A reentrada foi um mergulho no inferno. A nave tornou-se um cometa artificial, envolta em plasma incandescente, sacudindo e vibrando como se fosse se desintegrar a qualquer momento. Alarmes soavam ensurdecedores. Alalu lutava com os controles, o suor cegando seus olhos, os músculos tensos como cordas de aço. Através do visor embaçado pelo calor, viu uma paisagem desconhecida se aproximando em velocidade vertiginosa – não as planícies férteis que esperava, mas uma imensidão verde-escura e aquática, um labirinto de pântanos e canais que se estendia até onde a vista alcançava. Era tarde demais para mudar o curso. Preparou-se para o impacto, talvez seu último ato como rei e como Anunnaki.
Com um estrondo que fez o universo parecer se partir, a Águia Negra atingiu a água e a lama. A estrutura metálica gemeu, torceu-se, rasgou-se. A nave deslizou por uma longa e terrível distância, abrindo um sulco fumegante na vegetação densa, quebrando árvores retorcidas como se fossem gravetos, antes de finalmente parar, adernada, semi-submersa num igarapé escuro e silencioso, o vapor sibilando de sua carcaça ferida.

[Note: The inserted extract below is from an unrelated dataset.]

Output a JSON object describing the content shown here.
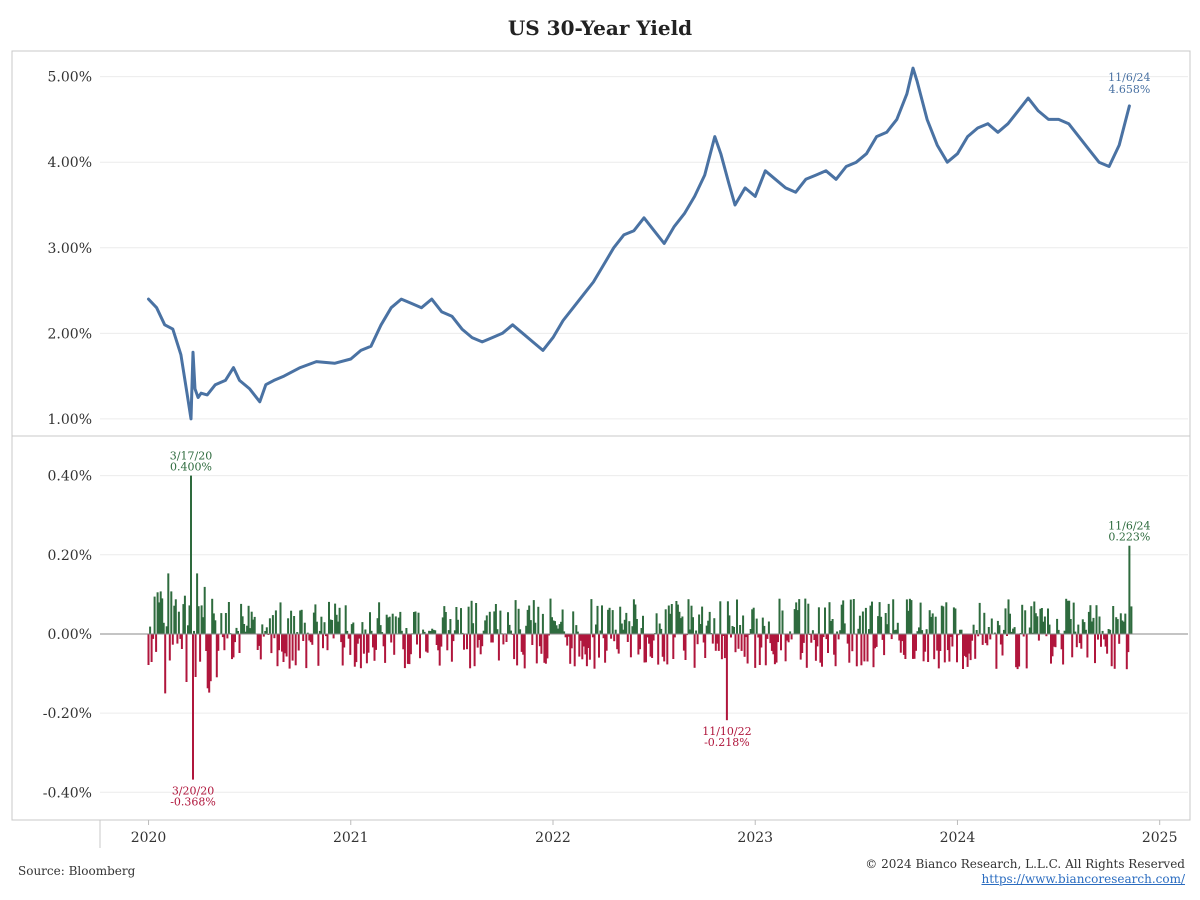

Dentro da cabine, escuridão, o cheiro acre de metal queimado e circuitos derretidos, e o silêncio atordoado de quem sobreviveu ao impossível. Alalu estava jogado contra os cintos de segurança, o corpo uma massa de dor, a cabeça latejando como se fosse explodir. Por um momento, pensou que seus ossos tinham se partido, que era o fim. Mas a vontade Anunnaki de viver, ou talvez apenas a teimosia de seu espírito indomável, o fez reagir.
Com um esforço que pareceu levar uma eternidade, libertou-se. Os sistemas da nave estavam quase todos mortos. O comunicador de longo alcance, sua esperança de falar com Nibiru, era um amontoado de fios derretidos. Mas o compartimento selado das Armas de Terror, ele verificou com um alívio sombrio e um arrepio de poder, parecia ter resistido ao impacto, sua luz de status piscando num verde fraco e constante.
Abriu a comporta principal com o sistema manual de emergência. O ar que invadiu a cabine foi um choque. Quente, espesso, carregado com uma profusão de cheiros orgânicos que seu nariz Anunnaki, acostumado à atmosfera controlada e rarefeita de Nibiru, mal conseguia processar. O odor pútrido de decomposição vegetal, o perfume adocicado e enjoativo de flores desconhecidas e vibrantes, o cheiro salobro da água do pântano, e algo mais, um odor almiscarado, selvagem, que falava de vida e de perigo. E os sons… um zumbido agudo e penetrante de miríades de insetos, alguns do tamanho de seus dedos; o coaxar gutural de anfíbios que pareciam gargantas de demônios; o chamado estridente e alienígena de aves invisíveis na copa das árvores; e o farfalhar constante na vegetação densa ao redor – coisas grandes, coisas desconhecidas, movendo-se, observando.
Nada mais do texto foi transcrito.